The one major obstacle Johnson has yet to meet is organised mass opposition. So far, he has not had to contest forces on the scale of the anti-war movement faced by Tony Blair, or the anti-austerity, student or independence movements faced by Cameron. The impacts of these movements were partial or delayed, but they were very real: the anti-war movement effectively killed New Labour, the anti-asuterity and student movements destroyed the Liberal Democrats and seriously damaged Tory support among the young, while the independence movement mauled Scottish Labour and threw the Union into the balance.

The collapse of support for the Union is only one of the forces of opposition that will harden against Johnson through the difficult times to come. A recent Panelbase poll commissioned by Business for Scotland found that support for ending the union was at 54 per cent in Scotland, and at 49 per cent support in England.

Johnson, and before him Cameron and May under pressure from Nigel Farage, deployed English nationalism as a way to undermine Labour in England. This short-sighted manoeuvre helped to damage Labour, but it has created an army of problems for the British state. In addition to stoking a Brexit that neither Cameron, May nor probably even Johnson ever wanted, it has helped to reduce the Union to perhaps its lowest stature in 313 years of history. Every adhesive is now tested, from Scotland to the north of Ireland to Wales and England.

Johnson’s march on Scotland has a campaigning feel to it; it seems like a long time since a UK Prime minster could come to Scotland simply as part of normal government business. Every venture north now comes with dangers, and is embarked upon for the grim necessity to ‘save the Union’.

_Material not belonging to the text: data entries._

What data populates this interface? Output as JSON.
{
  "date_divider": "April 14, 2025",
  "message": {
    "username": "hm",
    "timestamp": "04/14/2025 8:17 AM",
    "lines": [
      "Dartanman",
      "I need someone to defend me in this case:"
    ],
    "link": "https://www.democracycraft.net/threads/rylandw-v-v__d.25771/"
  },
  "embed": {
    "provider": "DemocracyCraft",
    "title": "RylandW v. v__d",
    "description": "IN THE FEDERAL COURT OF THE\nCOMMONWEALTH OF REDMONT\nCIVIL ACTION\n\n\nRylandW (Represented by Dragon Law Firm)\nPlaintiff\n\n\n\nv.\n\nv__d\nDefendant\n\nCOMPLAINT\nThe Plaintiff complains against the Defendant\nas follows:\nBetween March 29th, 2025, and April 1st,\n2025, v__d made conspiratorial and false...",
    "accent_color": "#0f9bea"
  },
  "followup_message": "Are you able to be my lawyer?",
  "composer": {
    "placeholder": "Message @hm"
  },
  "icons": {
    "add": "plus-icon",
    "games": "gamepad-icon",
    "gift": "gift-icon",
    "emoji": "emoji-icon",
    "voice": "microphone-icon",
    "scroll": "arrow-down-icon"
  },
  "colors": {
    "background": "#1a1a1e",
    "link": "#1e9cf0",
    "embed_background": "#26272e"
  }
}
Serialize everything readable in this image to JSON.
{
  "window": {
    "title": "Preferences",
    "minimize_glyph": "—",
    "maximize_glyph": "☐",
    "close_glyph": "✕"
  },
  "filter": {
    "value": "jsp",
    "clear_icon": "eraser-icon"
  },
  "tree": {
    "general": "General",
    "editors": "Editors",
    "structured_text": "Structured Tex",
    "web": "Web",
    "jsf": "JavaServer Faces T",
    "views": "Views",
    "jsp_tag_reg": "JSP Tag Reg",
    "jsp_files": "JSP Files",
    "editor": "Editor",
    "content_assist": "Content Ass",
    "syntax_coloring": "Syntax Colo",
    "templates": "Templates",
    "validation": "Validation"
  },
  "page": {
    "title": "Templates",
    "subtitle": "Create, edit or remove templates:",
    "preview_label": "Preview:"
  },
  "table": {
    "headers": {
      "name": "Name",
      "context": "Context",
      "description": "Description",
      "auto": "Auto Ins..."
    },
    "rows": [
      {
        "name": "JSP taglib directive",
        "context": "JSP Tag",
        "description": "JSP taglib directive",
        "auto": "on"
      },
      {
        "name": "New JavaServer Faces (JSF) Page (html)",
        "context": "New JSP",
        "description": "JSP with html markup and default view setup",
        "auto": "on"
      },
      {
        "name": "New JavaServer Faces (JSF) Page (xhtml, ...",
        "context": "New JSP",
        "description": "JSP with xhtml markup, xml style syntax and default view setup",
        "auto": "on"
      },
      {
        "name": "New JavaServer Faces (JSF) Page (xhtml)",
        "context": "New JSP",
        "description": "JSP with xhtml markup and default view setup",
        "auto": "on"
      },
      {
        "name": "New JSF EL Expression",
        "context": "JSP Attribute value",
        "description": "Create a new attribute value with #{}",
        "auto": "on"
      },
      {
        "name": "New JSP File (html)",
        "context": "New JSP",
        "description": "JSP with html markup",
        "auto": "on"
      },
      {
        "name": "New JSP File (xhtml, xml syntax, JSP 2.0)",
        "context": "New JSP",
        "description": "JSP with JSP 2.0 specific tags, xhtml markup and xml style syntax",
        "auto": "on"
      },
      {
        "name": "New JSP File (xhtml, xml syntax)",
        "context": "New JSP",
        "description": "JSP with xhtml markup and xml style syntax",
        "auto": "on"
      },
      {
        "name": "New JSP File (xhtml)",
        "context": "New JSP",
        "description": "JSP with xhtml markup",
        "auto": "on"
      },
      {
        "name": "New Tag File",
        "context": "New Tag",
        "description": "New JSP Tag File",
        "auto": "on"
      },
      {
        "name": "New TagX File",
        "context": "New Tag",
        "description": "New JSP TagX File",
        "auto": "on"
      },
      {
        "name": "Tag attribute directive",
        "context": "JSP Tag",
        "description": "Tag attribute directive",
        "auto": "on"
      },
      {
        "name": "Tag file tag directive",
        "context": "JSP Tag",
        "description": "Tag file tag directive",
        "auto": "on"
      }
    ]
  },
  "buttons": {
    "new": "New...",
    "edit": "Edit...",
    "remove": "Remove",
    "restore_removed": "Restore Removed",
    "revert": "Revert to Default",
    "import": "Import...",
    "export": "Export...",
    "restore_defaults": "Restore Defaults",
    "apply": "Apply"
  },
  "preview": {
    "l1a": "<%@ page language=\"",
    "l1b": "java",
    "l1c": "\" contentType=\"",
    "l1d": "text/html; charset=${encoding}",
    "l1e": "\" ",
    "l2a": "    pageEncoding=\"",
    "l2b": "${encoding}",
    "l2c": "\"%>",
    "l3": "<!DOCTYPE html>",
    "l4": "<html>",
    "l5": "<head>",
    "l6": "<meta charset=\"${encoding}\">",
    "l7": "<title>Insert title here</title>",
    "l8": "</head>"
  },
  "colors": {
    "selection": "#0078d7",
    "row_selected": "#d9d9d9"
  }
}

Asked whether she thought that the March economic assistance package showed the usefulness of the Union, First Minister Nicola Sturgeon said: “No, I don’t. It’s simply a feature of where power lies.”

For now, ‘where power lies’ is the ace in Johnson’s hand, and it is one of the only weapons he has in defence of the Union. The question remains whether the independence movement can defy that central power.